Tijdige herkenning van de eerste symptomen van shock en een agressieve, resultaatgerichte behandeling zijn zeer belangrijk.2 Deze praktijk wordt ondersteund door de in 2001 gepubliceerde resultaten van een gerandomiseerde studie naar de effecten van een vroege, op resultaat gericht behandeling bij volwassenen met ernstige sepsis en septische shock.3 Bij patiënten voor wie randomisatie plaatsvond voor deze behandeling werd een significante lagere sterfte gevonden dan bij de controlegroep. Voor de behandeling van kinderen met septische shock is een internationale consensusrichtlijn opgesteld met als doel de patiënt binnen één uur na presentatie te diagnosticeren en te stabiliseren.1 De eerste stap in deze richtlijn is bedoeld om binnen 5 min aan de hand van het bewustzijn de diagnose ‘septische shock’ te stellen. In dezelfde tijd dient de luchtweg te worden gehandhaafd dan wel veiliggesteld en intraveneuze dan wel intraossale toegang te worden verkregen. De laagdrempelige toepassing van endotracheale intubatie dient overwogen te worden, zeker indien de patiënt een verlaagd bewustzijn heeft of hypoventileert.4 5 Binnen 15 min worden dan maximaal 3 vochtbolussen van NaCl 0,9% 20 ml/kg toegediend. Bij onvoldoende herstel (blijkend uit een daling van de hartfrequentie en een herstel van het bewustzijn) wordt gesproken over ‘vochtresistente shock’ en verdient het aanbeveling om te overleggen met een centrum voor kinderintensive care voor verdere behandeling dan wel overplaatsing.

M.C.J. Kneyber
M. van Heerde
D.G. Markhorst
Literatuur
  1. Carcillo JA, Fields AI. Clinical practice parameters for hemodynamic support of pediatric and neonatal patients in septic shock. Crit Care Med. 2002;30:1365-78.
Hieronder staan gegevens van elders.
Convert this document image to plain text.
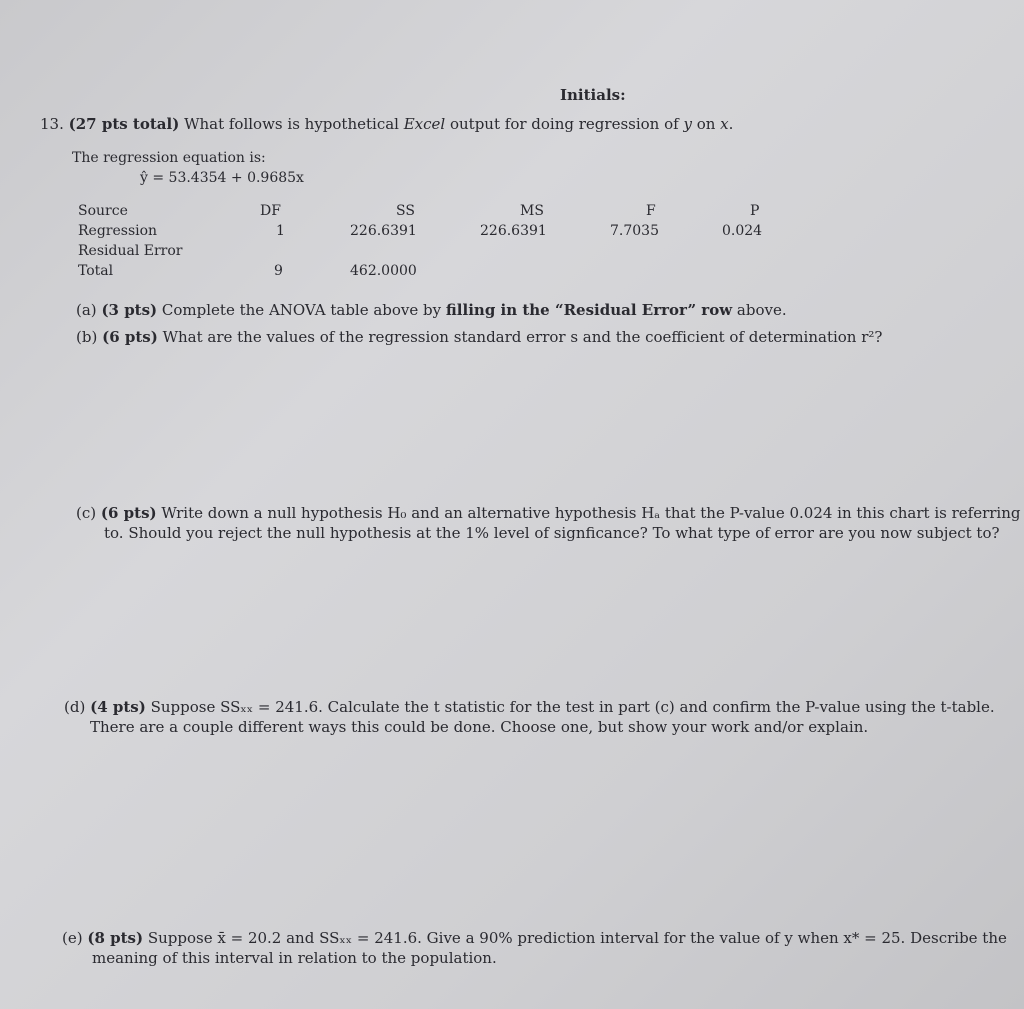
Initials:
13. (27 pts total) What follows is hypothetical Excel output for doing regression of y on x.
The regression equation is:
ŷ = 53.4354 + 0.9685x
Source	DF	SS	MS	F	P
Regression	1	226.6391	226.6391	7.7035	0.024
Residual Error
Total	9	462.0000
(a) (3 pts) Complete the ANOVA table above by filling in the “Residual Error” row above.
(b) (6 pts) What are the values of the regression standard error s and the coefficient of determination r²?
(c) (6 pts) Write down a null hypothesis H₀ and an alternative hypothesis Hₐ that the P-value 0.024 in this chart is referring to. Should you reject the null hypothesis at the 1% level of signficance? To what type of error are you now subject to?
(d) (4 pts) Suppose SSₓₓ = 241.6. Calculate the t statistic for the test in part (c) and confirm the P-value using the t-table. There are a couple different ways this could be done. Choose one, but show your work and/or explain.
(e) (8 pts) Suppose x̄ = 20.2 and SSₓₓ = 241.6. Give a 90% prediction interval for the value of y when x* = 25. Describe the meaning of this interval in relation to the population.
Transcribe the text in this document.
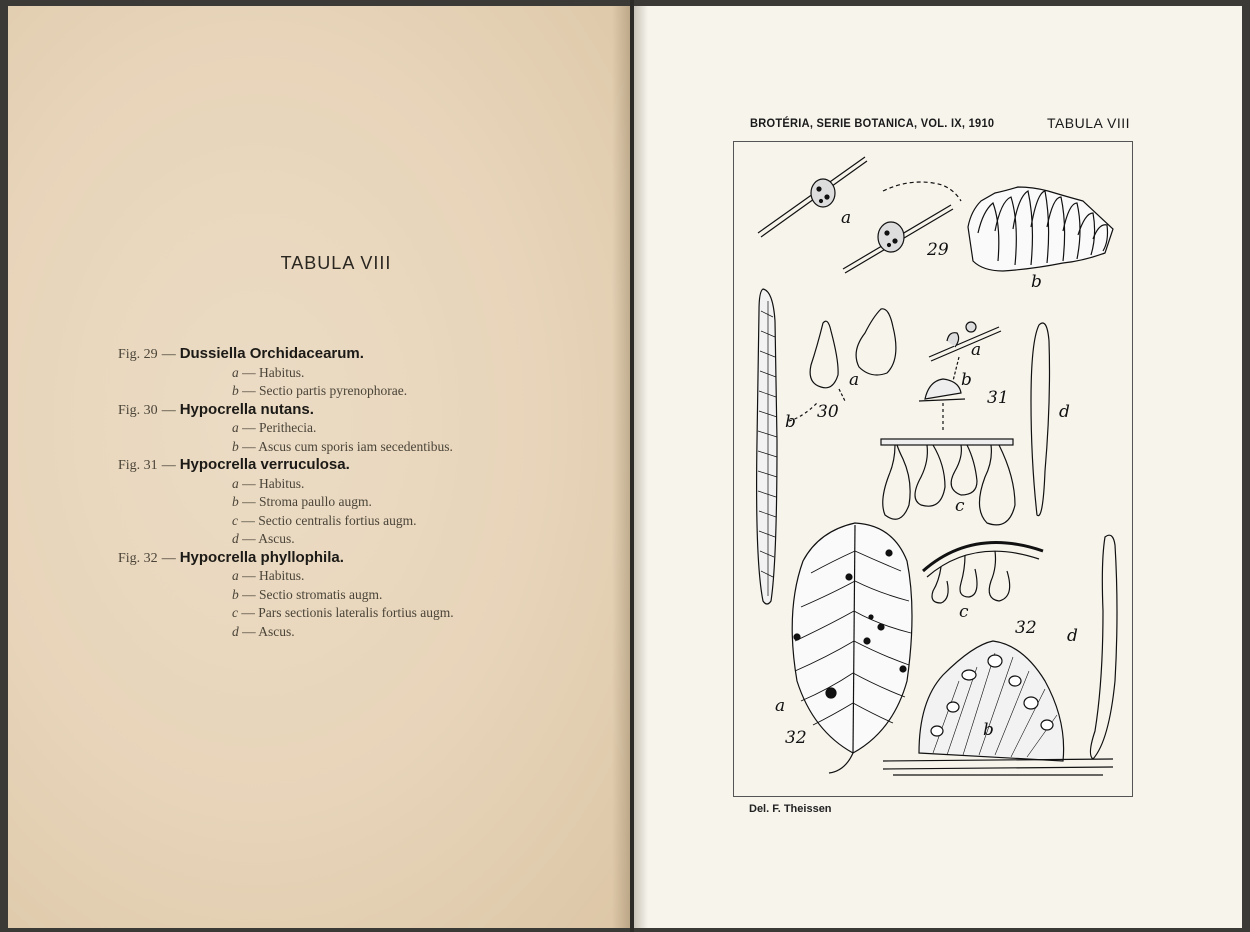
TABULA VIII
Fig. 29 — Dussiella Orchidacearum.
a — Habitus.
b — Sectio partis pyrenophorae.
Fig. 30 — Hypocrella nutans.
a — Perithecia.
b — Ascus cum sporis iam secedentibus.
Fig. 31 — Hypocrella verruculosa.
a — Habitus.
b — Stroma paullo augm.
c — Sectio centralis fortius augm.
d — Ascus.
Fig. 32 — Hypocrella phyllophila.
a — Habitus.
b — Sectio stromatis augm.
c — Pars sectionis lateralis fortius augm.
d — Ascus.
BROTÉRIA, SERIE BOTANICA, VOL. IX, 1910	TABULA VIII
a
29
b
b 30
a
a
b
31
d
c
c
32 d
a
32	b
Del. F. Theissen
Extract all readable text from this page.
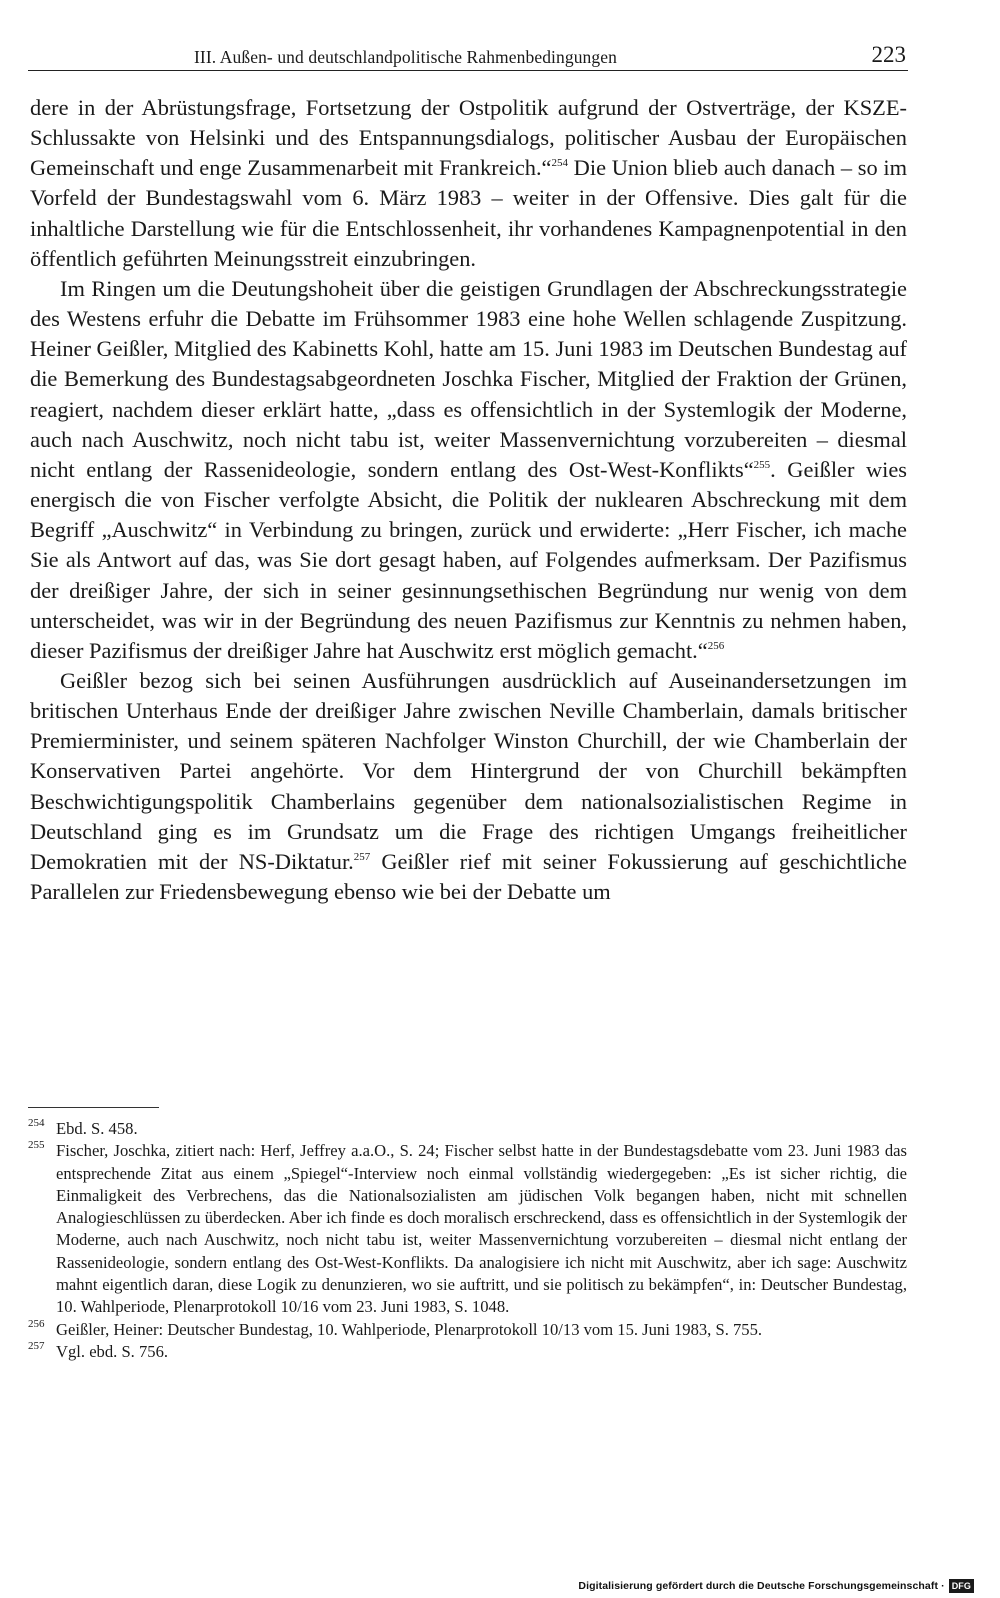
III. Außen- und deutschlandpolitische Rahmenbedingungen	223

dere in der Abrüstungsfrage, Fortsetzung der Ostpolitik aufgrund der Ostverträge, der KSZE-Schlussakte von Helsinki und des Entspannungsdialogs, politischer Ausbau der Europäischen Gemeinschaft und enge Zusammenarbeit mit Frankreich.“$^{254}$ Die Union blieb auch danach – so im Vorfeld der Bundestagswahl vom 6. März 1983 – weiter in der Offensive. Dies galt für die inhaltliche Darstellung wie für die Entschlossenheit, ihr vorhandenes Kampagnenpotential in den öffentlich geführten Meinungsstreit einzubringen.

Im Ringen um die Deutungshoheit über die geistigen Grundlagen der Abschreckungsstrategie des Westens erfuhr die Debatte im Frühsommer 1983 eine hohe Wellen schlagende Zuspitzung. Heiner Geißler, Mitglied des Kabinetts Kohl, hatte am 15. Juni 1983 im Deutschen Bundestag auf die Bemerkung des Bundestagsabgeordneten Joschka Fischer, Mitglied der Fraktion der Grünen, reagiert, nachdem dieser erklärt hatte, „dass es offensichtlich in der Systemlogik der Moderne, auch nach Auschwitz, noch nicht tabu ist, weiter Massenvernichtung vorzubereiten – diesmal nicht entlang der Rassenideologie, sondern entlang des Ost-West-Konflikts“$^{255}$. Geißler wies energisch die von Fischer verfolgte Absicht, die Politik der nuklearen Abschreckung mit dem Begriff „Auschwitz“ in Verbindung zu bringen, zurück und erwiderte: „Herr Fischer, ich mache Sie als Antwort auf das, was Sie dort gesagt haben, auf Folgendes aufmerksam. Der Pazifismus der dreißiger Jahre, der sich in seiner gesinnungsethischen Begründung nur wenig von dem unterscheidet, was wir in der Begründung des neuen Pazifismus zur Kenntnis zu nehmen haben, dieser Pazifismus der dreißiger Jahre hat Auschwitz erst möglich gemacht.“$^{256}$

Geißler bezog sich bei seinen Ausführungen ausdrücklich auf Auseinandersetzungen im britischen Unterhaus Ende der dreißiger Jahre zwischen Neville Chamberlain, damals britischer Premierminister, und seinem späteren Nachfolger Winston Churchill, der wie Chamberlain der Konservativen Partei angehörte. Vor dem Hintergrund der von Churchill bekämpften Beschwichtigungspolitik Chamberlains gegenüber dem nationalsozialistischen Regime in Deutschland ging es im Grundsatz um die Frage des richtigen Umgangs freiheitlicher Demokratien mit der NS-Diktatur.$^{257}$ Geißler rief mit seiner Fokussierung auf geschichtliche Parallelen zur Friedensbewegung ebenso wie bei der Debatte um

254 Ebd. S. 458.

255 Fischer, Joschka, zitiert nach: Herf, Jeffrey a.a.O., S. 24; Fischer selbst hatte in der Bundestagsdebatte vom 23. Juni 1983 das entsprechende Zitat aus einem „Spiegel“-Interview noch einmal vollständig wiedergegeben: „Es ist sicher richtig, die Einmaligkeit des Verbrechens, das die Nationalsozialisten am jüdischen Volk begangen haben, nicht mit schnellen Analogieschlüssen zu überdecken. Aber ich finde es doch moralisch erschreckend, dass es offensichtlich in der Systemlogik der Moderne, auch nach Auschwitz, noch nicht tabu ist, weiter Massenvernichtung vorzubereiten – diesmal nicht entlang der Rassenideologie, sondern entlang des Ost-West-Konflikts. Da analogisiere ich nicht mit Auschwitz, aber ich sage: Auschwitz mahnt eigentlich daran, diese Logik zu denunzieren, wo sie auftritt, und sie politisch zu bekämpfen“, in: Deutscher Bundestag, 10. Wahlperiode, Plenarprotokoll 10/16 vom 23. Juni 1983, S. 1048.

256 Geißler, Heiner: Deutscher Bundestag, 10. Wahlperiode, Plenarprotokoll 10/13 vom 15. Juni 1983, S. 755.

257 Vgl. ebd. S. 756.

Digitalisierung gefördert durch die Deutsche Forschungsgemeinschaft · DFG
  2. Woensel JB van, Bos AP. Vroege, op direct resultaat gerichte behandeling van acute circulatoire insufficiëntie. Tijdschrift voor Kindergeneeskunde. 2004;72:87-90.

  3. Rivers E, Nguyen B, Havstad S, Ressler J, Muzzin A, Knoblich B, et al. Early goal-directed therapy in the treatment of severe sepsis and septic shock. N Engl J Med. 2001;345:1368-77.

  4. Maar SP. Emergency care in pediatric septic shock. Pediatr Emerg Care. 2004;20:617-24.

  5. Parker MM, Hazelzet JA, Carcillo JA. Pediatric considerations. Crit Care Med. 2004;32(11 Suppl):S591-4.

S.T.H.
van Daalen

Winterswijk, november 2007,

Het is zeker zinvol nog eens de diverse stadia van een pediatrische septische shock onder de aandacht te brengen, zoals collega Kneyber et al. doen. Als algemeen kinderartsen benadrukken ook wij dat de diagnose ‘shock’ in de vroege fase soms lastig te stellen is. In onze casus spreken wij over een ‘suf’ kind; beter zou dit omschreven kunnen zijn als ‘somnolent’. Dit beeld is niet geduid als cerebrale hypoperfusie bij shock, maar als passend bij de hoge koorts. Evenmin is de tachycardie geduid als ondervulling, maar als signaal van extra zuurstofconsumptie bij koorts, met daarbij een toename van het hartminuutvolume. Wij zien veel kinderen met koorts zonder duidelijke focus. Epidemiologisch gaat het hier vaak om onschuldige, zelflimiterende infecties. In Nederland is het gebruikelijk dat men in deze gevallen volstaat met een gewaarborgde follow-up en dat men daarbij goed let op het ontstaan van potentieel levensbedreigende infecties. Onze patiënt leek aanvankelijk van de antipyretica (paracetamol) op te knappen; de koorts zakte (38,4°C), de polsfrequentie daalde naar 100/min en patiënt werd minder somnolent. Urineproductie en capillaire hervulling bleven normaal. Hierop werd het reeds ingezette expectatieve beleid gecontinueerd. In de nacht ging patiënt achteruit, de opnieuw ontstane somnolentie werd geduid als passend bij de zich ontwikkelende meningitis. Het vervolg werd door ons al beschreven.

Het wel of niet beschrijven van shock was niet onze primaire boodschap, zodat de casus wellicht onvoldoende uitgebreid is behandeld en dit onderdeel mogelijk onderbelicht is gebleven. Kneyber et al. stellen dat ‘al deze symptomen niet als zodanig zijn herkend’ en de diagnose ‘shock’ ten onrechte is verworpen. Wij stellen dat deze symptomen weloverwogen geïnterpreteerd zijn als passend bij andere pathofysiologische mechanismen.